LINDA: Multi-Agent Local Information Decomposition for Awareness of Teammates
This addresses the issue of inefficient collaboration in multi-agent systems with partial observations, though it is an incremental improvement over existing MARL methods.
The paper tackles the problem of partial observability in cooperative multi-agent reinforcement learning by proposing LINDA, a framework that enables agents to decompose local information to build awareness of teammates, resulting in significant performance improvements on challenging tasks.

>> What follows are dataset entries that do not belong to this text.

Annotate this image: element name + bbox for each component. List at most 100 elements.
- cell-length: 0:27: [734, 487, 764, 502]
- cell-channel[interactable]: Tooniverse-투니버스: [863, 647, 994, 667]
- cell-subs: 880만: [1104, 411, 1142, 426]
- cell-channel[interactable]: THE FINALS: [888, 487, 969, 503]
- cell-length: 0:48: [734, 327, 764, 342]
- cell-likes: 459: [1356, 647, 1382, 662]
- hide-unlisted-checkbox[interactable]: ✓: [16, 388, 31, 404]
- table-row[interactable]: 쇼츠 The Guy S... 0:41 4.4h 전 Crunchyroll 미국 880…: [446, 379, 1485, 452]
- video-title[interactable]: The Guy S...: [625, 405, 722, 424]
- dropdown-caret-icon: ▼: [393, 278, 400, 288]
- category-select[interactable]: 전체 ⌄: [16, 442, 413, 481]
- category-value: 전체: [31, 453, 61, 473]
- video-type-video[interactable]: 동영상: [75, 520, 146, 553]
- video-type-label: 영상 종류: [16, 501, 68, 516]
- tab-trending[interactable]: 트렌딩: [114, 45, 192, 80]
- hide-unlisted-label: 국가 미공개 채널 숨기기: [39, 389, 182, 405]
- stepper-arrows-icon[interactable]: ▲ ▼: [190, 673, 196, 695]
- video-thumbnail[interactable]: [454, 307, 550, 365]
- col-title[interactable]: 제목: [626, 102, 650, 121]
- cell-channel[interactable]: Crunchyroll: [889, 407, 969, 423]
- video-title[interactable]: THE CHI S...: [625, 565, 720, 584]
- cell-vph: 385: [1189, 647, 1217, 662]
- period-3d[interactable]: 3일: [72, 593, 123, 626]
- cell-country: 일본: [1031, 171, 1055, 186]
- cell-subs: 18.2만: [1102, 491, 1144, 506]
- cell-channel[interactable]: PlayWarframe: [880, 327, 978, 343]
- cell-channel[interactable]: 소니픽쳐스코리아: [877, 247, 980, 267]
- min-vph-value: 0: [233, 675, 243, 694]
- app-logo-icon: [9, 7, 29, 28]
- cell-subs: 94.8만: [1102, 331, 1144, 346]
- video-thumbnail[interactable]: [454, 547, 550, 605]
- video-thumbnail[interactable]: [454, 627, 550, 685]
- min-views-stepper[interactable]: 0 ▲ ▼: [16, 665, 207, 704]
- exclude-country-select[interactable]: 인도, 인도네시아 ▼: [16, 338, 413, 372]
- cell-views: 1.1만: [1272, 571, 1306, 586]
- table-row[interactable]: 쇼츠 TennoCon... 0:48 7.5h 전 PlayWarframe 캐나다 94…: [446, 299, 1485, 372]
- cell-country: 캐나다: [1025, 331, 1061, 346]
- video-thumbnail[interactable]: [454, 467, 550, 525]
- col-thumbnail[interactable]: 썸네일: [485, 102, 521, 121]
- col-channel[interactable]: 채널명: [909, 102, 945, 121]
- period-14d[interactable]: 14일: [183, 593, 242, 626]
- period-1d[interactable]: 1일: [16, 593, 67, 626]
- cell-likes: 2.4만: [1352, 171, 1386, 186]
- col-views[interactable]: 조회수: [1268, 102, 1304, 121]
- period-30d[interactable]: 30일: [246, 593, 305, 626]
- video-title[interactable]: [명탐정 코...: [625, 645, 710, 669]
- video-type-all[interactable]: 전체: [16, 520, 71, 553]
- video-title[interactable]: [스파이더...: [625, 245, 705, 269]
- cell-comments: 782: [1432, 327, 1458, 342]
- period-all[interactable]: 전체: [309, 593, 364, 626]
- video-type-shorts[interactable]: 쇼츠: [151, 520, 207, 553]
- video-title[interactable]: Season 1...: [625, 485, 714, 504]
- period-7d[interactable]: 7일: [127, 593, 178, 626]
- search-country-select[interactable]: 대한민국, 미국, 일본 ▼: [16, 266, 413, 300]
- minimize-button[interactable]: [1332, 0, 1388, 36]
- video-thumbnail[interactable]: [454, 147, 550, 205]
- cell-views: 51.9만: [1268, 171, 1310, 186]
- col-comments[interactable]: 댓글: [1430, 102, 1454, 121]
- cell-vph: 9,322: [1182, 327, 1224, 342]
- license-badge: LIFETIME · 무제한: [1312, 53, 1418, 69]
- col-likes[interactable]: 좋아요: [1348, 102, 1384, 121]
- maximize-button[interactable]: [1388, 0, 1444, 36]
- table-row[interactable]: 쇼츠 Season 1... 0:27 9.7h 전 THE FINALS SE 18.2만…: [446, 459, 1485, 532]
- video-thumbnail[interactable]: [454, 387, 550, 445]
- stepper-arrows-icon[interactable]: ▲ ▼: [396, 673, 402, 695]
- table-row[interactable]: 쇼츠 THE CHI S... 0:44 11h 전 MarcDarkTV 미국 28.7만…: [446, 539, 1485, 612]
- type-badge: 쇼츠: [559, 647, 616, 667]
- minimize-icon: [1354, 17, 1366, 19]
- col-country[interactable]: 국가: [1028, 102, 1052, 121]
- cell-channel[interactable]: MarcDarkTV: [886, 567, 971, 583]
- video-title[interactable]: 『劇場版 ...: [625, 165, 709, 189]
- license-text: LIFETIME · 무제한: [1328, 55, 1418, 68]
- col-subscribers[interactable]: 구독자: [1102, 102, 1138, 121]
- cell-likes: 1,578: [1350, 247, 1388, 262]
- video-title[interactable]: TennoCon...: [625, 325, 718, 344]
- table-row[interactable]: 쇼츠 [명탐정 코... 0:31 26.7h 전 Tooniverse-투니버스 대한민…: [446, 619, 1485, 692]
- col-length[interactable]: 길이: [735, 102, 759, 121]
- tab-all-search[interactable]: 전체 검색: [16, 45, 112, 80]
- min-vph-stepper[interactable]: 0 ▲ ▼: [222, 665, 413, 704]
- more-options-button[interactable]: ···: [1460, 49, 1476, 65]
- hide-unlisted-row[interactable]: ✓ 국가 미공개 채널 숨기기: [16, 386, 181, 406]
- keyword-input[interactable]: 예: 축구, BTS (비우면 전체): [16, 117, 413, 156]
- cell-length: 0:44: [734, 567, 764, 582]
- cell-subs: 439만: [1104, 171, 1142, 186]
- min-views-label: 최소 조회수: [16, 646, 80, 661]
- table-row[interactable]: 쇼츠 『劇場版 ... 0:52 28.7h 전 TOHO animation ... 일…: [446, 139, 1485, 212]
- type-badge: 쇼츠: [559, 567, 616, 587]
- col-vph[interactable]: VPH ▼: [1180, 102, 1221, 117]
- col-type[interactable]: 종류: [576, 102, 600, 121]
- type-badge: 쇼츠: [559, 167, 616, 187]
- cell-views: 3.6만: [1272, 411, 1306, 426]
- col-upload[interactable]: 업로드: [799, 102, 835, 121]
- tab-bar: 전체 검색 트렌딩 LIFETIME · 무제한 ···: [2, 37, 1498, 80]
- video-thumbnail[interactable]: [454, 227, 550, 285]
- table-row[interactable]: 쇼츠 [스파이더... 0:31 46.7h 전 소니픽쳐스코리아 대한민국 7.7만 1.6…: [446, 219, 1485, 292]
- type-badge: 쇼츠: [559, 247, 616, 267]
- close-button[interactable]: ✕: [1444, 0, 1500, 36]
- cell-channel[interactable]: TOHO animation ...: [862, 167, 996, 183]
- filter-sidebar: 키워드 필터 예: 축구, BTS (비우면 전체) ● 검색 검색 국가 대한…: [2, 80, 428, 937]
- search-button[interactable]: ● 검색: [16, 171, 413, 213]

In cooperative multi-agent reinforcement learning (MARL), where agents only have access to partial observations, efficiently leveraging local information is critical. During long-time observations, agents can build \textit{awareness} for teammates to alleviate the problem of partial observability. However, previous MARL methods usually neglect this kind of utilization of local information. To address this problem, we propose a novel framework, multi-agent \textit{Local INformation Decomposition for Awareness of teammates} (LINDA), with which agents learn to decompose local information and build awareness for each teammate. We model the awareness as stochastic random variables and perform representation learning to ensure the informativeness of awareness representations by maximizing the mutual information between awareness and the actual trajectory of the corresponding agent. LINDA is agnostic to specific algorithms and can be flexibly integrated to different MARL methods. Sufficient experiments show that the proposed framework learns informative awareness from local partial observations for better collaboration and significantly improves the learning performance, especially on challenging tasks.